I shake my head and circle the space, the rubber of my sneakers squeaking along the wood flooring.
“It’s strange. This place doesn’t much feel like me. Like, this rug?” I run my toe back and forth over the worn, though beautiful, Oriental pattern atop the wood. “This rug doesn’t feel like me at all.”
“Your mom gave that to us. It was from one of your dad’s studios back in the day.”
Upon hearing this, I ease myself down, slowly, running my fingers over the tapestry, like maybe I’ll intuit something, hear— what? —the guidance of my father telling me who I am? What happened to him? Why he is no longer family? I’ve asked my mother twice for an explanation of not only why he left but why she intimated that he died (“You misunderstood, dear! I only said that he was gone!”), but I can see how much it pains her to discuss it, and besides, she says, it is only one dark cloud in our history—there are so many brighter ones. Let’s leave it for another time. So I do.
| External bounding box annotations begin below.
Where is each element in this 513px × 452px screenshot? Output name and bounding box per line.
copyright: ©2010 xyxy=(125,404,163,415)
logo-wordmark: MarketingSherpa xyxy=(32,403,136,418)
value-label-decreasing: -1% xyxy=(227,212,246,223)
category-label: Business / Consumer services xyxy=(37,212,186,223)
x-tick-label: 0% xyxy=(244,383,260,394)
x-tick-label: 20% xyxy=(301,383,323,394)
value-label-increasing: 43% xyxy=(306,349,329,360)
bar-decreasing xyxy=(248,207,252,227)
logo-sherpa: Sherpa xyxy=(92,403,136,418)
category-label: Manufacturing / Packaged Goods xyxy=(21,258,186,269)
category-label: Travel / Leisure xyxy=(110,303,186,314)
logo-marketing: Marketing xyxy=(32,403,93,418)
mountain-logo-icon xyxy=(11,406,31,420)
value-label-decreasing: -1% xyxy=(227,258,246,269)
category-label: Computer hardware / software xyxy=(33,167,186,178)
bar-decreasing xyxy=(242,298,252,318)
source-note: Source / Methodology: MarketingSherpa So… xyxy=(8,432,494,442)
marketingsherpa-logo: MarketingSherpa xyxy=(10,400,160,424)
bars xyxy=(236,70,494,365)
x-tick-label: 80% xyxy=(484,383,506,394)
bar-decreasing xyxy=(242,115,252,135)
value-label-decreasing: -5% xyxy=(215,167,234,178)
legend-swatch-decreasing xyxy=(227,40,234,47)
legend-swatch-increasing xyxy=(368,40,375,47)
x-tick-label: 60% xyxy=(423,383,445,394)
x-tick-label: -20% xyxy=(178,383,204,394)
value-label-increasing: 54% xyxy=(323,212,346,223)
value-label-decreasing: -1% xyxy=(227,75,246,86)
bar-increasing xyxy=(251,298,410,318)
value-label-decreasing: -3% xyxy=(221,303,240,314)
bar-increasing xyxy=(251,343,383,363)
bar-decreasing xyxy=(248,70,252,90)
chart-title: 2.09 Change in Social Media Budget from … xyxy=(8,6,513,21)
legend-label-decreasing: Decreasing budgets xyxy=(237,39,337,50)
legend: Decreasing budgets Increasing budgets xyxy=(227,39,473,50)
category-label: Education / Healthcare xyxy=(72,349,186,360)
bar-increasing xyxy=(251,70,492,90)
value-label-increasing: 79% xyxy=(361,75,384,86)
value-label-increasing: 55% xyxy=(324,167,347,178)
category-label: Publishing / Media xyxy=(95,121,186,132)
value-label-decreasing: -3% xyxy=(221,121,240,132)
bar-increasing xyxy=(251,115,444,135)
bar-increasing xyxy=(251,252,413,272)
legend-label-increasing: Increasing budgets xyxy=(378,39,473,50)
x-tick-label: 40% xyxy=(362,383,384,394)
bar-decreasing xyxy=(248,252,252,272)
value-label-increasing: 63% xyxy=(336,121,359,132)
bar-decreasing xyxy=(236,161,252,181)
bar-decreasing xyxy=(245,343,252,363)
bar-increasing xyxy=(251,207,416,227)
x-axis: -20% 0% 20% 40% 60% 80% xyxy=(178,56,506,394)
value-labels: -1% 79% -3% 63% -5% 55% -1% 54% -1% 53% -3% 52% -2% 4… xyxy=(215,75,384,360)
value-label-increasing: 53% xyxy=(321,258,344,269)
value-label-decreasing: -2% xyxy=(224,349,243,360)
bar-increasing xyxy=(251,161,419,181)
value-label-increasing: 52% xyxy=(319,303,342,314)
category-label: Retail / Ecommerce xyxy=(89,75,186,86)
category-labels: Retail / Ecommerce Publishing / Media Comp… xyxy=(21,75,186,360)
Jamie’s lead at American Profiles, though, is making calls, and he assures me every time I ask—which is often—that we’ll know more soon.
I stand as sharply as my body allows—it’s weary from a month of mostly nonuse, and my hip emits an angry crack. “Ow, shit!”
Peter is next to me like lightning. “Here, sit, sit. ” He guides me to a faded, plush golden couch that seems better suited for a Victorian old-age home.
“Erg, I’m okay. I just forgot for a second.”
He grins. “Well, for more than just a second.”
It takes me a moment to realize what he means.
“Touché.” I smile.
“Well, that’s a good thing, that you were able to forget about it.”
We fall silent.
“This is weird,” I say finally.
He laughs so violently, tiny shards of cashews spray onto the gilded sofa.
“I’m sorry!” He bats a hand in front of his face. “I’m nervous…I don’t know why.”
“Me, too,” I say, even though I’m not so much, but it seems to put him at ease. He has told me that he knows I am risking everything by taking a chance on him again, and I have thanked him for this acknowledgment, for realizing that there is work, tangible work, to be done on both our parts. That, even with my amnesia, I can’t just pretend to forget. Or remember.
“That painting right there.” I point to the one over the mantel, an abstract that is big and boisterous with red and gold concentric circles, and also sad and bleak with stark shards of black cutting through, evoking how the sun might look on its last day, right before it exploded and decimated the earth and its population. “My dad’s?”
“It was your favorite. The only one we have.”
“Just one?”
“Just that one,” he says.
“Huh,” I say finally, turning away. I look around and notice that the white walls are either bare or covered in black-and-white photographs. A bulletin board next to the kitchen pass-through is pocked with Post-its, small pieces of itemized papers, receipts, but it’s an organized chaos, meticulous almost. Where’s the bright blue wall from Friends ? Where’s the joy? Where’s the color? Where is the sectional that we all sink into after a shitty day at the office and nurse our cheap wine on?
I slide onto the couch, running my fingers over the faded fabric. “Please tell me this couch was also a hand-me-down from my mom.”
He laughs. “No, this couch was all you. I hated it. But you saw it at the flea market and insisted.”
“It’s sort of awful.” I push myself to stand, and he steadies me, both of us staring down at the monstrosity. “I can’t believe I insisted.”
“We’d just moved in together, and you were trying on your sea legs. I don’t know. You wanted ‘funky-chic,’ or something like that. I think it was a direct reaction to some fight you and Rory were in.”
“About what?”
“God, I don’t know, but the general nature of your fights seemed to be about your finding her irresponsible and her finding you tightly wound. So you got annoyed with her, tried to prove her wrong, and we ended up with this.” He raises his eyebrows.